OLG Dresden Urteil vom 09.12.1997 - 14 U 435/97 - Zum materiell-rechtlichen Schadenersatzanspruch auf Erstattung der Verfahrenskosten trotz entgegenstehender Kostenentscheidung

OLG Dresden v. 09.12.1997: Zum materiell-rechtlichen Schadenersatzanspruch auf Erstattung der Verfahrenskosten trotz entgegenstehender Kostenentscheidung


Das OLG Dresden (Urteil vom 09.12.1997 - 14 U 435/97) hat entschieden:
Eine Klage, die unter Berufung auf einen materiell-rechtlichen Ersatzanspruch im Ergebnis auf die Umkehrung einer prozessualen Kostenerstattungsregelung gerichtet ist, ist nicht wegen deren entgegenstehender Rechtskraft von vornherein unzulässig. Wäre es anders, würden die Rechte des prozessualen Kostenschuldners unzulässig eingeschränkt, denn er könnte die Frage, inwieweit ihm ein materiell-rechtlicher Anspruch auf Schadensersatz im Hinblick auf die Prozesskosten gegen den Gegner zusteht, weder im Rahmen der prozessualen Kostenentscheidung - die sich mit den Voraussetzungen eines materiell-rechtlichen Kostenerstattungsanspruchs nicht zu befassen hat - noch in einem gesonderten Erkenntnisverfahren zur Überprüfung stellen.


Gründe:

I.

Die Klage ist zulässig. Der Zulässigkeit steht die Rechtskraft der Kostenentscheidung des Landgerichts im Rahmen des Verfahrens der einstweiligen Verfügung nicht entgegen.

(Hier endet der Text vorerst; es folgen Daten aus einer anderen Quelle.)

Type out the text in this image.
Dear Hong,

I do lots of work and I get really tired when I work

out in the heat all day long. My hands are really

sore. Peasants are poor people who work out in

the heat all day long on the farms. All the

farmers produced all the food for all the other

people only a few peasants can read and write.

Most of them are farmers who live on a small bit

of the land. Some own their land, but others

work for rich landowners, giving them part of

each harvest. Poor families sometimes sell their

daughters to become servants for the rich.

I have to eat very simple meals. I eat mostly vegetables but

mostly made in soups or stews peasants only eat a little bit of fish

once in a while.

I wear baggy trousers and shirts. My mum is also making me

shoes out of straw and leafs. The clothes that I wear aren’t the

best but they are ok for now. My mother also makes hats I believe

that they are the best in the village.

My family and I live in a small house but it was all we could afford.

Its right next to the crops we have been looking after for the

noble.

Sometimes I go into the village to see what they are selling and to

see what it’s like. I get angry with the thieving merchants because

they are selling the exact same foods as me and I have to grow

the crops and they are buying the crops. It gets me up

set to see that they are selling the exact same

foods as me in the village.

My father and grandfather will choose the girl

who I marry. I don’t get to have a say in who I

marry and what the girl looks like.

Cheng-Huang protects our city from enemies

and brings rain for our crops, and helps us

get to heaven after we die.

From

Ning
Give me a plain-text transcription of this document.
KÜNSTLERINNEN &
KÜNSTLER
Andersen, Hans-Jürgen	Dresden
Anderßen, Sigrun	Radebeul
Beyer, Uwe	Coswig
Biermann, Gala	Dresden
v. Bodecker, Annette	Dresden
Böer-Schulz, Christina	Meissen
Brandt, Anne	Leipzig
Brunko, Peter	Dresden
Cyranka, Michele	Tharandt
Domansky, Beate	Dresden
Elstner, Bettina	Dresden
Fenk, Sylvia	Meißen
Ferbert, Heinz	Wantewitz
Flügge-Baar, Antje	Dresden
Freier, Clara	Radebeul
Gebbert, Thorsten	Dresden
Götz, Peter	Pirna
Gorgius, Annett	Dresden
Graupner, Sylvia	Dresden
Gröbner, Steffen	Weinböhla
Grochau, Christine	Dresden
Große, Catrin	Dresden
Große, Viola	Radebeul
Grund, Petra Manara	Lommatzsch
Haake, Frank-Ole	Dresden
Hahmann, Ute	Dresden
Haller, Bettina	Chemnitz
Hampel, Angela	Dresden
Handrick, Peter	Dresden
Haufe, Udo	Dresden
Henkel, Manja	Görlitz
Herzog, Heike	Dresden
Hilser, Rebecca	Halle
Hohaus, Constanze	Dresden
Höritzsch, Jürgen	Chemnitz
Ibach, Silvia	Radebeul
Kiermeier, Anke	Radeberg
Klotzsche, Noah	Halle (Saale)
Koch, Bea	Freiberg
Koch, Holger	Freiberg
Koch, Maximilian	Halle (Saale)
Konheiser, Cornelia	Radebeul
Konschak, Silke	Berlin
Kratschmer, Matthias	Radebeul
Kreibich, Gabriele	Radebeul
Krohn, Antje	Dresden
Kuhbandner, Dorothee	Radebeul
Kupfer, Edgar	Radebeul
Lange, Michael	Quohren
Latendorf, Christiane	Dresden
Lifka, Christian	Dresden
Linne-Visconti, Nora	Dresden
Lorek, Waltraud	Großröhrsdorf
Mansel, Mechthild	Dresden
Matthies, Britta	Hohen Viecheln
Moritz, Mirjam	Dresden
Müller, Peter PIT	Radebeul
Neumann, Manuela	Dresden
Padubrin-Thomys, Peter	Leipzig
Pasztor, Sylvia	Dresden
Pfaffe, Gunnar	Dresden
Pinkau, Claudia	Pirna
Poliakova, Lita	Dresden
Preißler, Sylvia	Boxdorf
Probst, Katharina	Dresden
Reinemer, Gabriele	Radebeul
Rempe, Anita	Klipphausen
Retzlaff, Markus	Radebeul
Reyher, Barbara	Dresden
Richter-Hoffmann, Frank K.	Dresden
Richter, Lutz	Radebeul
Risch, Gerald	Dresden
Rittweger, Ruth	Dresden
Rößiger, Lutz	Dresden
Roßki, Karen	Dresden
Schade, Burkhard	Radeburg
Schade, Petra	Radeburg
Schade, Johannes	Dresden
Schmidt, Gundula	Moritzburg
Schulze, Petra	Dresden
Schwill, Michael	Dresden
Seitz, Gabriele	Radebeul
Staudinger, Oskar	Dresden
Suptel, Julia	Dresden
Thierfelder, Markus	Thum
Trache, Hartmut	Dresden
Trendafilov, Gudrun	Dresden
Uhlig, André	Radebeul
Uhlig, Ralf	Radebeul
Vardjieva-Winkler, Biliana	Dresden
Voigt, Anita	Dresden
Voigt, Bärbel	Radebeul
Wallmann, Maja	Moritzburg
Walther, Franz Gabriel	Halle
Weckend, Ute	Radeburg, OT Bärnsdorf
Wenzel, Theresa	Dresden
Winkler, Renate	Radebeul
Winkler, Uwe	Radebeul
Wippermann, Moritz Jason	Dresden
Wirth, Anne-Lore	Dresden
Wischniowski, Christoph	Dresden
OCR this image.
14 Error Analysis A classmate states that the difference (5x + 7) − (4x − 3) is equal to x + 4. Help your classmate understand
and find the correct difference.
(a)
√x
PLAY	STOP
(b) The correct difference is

Die Klägerin begehrt Ersatz von Rechtsverfolgungskosten im Rahmen des Verzugsschadens. Ein derartiger materiell-rechtlicher Anspruch auf Schadensersatz hat - auch soweit er die Kosten eines gerichtlichen Verfahrens betrifft - seine Grundlage in den Regeln des materiellen Schadensersatzrechts, vorliegend in § 286 Abs. 1 BGB. Dieser materiell-rechtliche Schadensersatzanspruch hat unterschiedliche Voraussetzungen und knüpft an einen anderen Sachverhalt an als der prozessuale Kostenerstattungsanspruch, welcher sich ausschließlich nach den Regeln der §§ 91 ff. ZPO richtet. Er kann deshalb grundsätzlich neben die prozessuale Kostenerstattungsregelung treten und dieser unter Umständen sogar entgegengerichtet sein (BGHZ 45, 251, 256 = MDR 1966, 739; BGH, Urt. v. 19.10.1994 - I ZR 187/92; GRUR 1995, 169, 170 f. = WRP 1995, 290 - Kosten des Verfügungsverfahrens bei Antragsrücknahme; Zöller/Herget, ZPO, 20. Aufl. 1997, vor § 90 Rn. 11 m.w.N.).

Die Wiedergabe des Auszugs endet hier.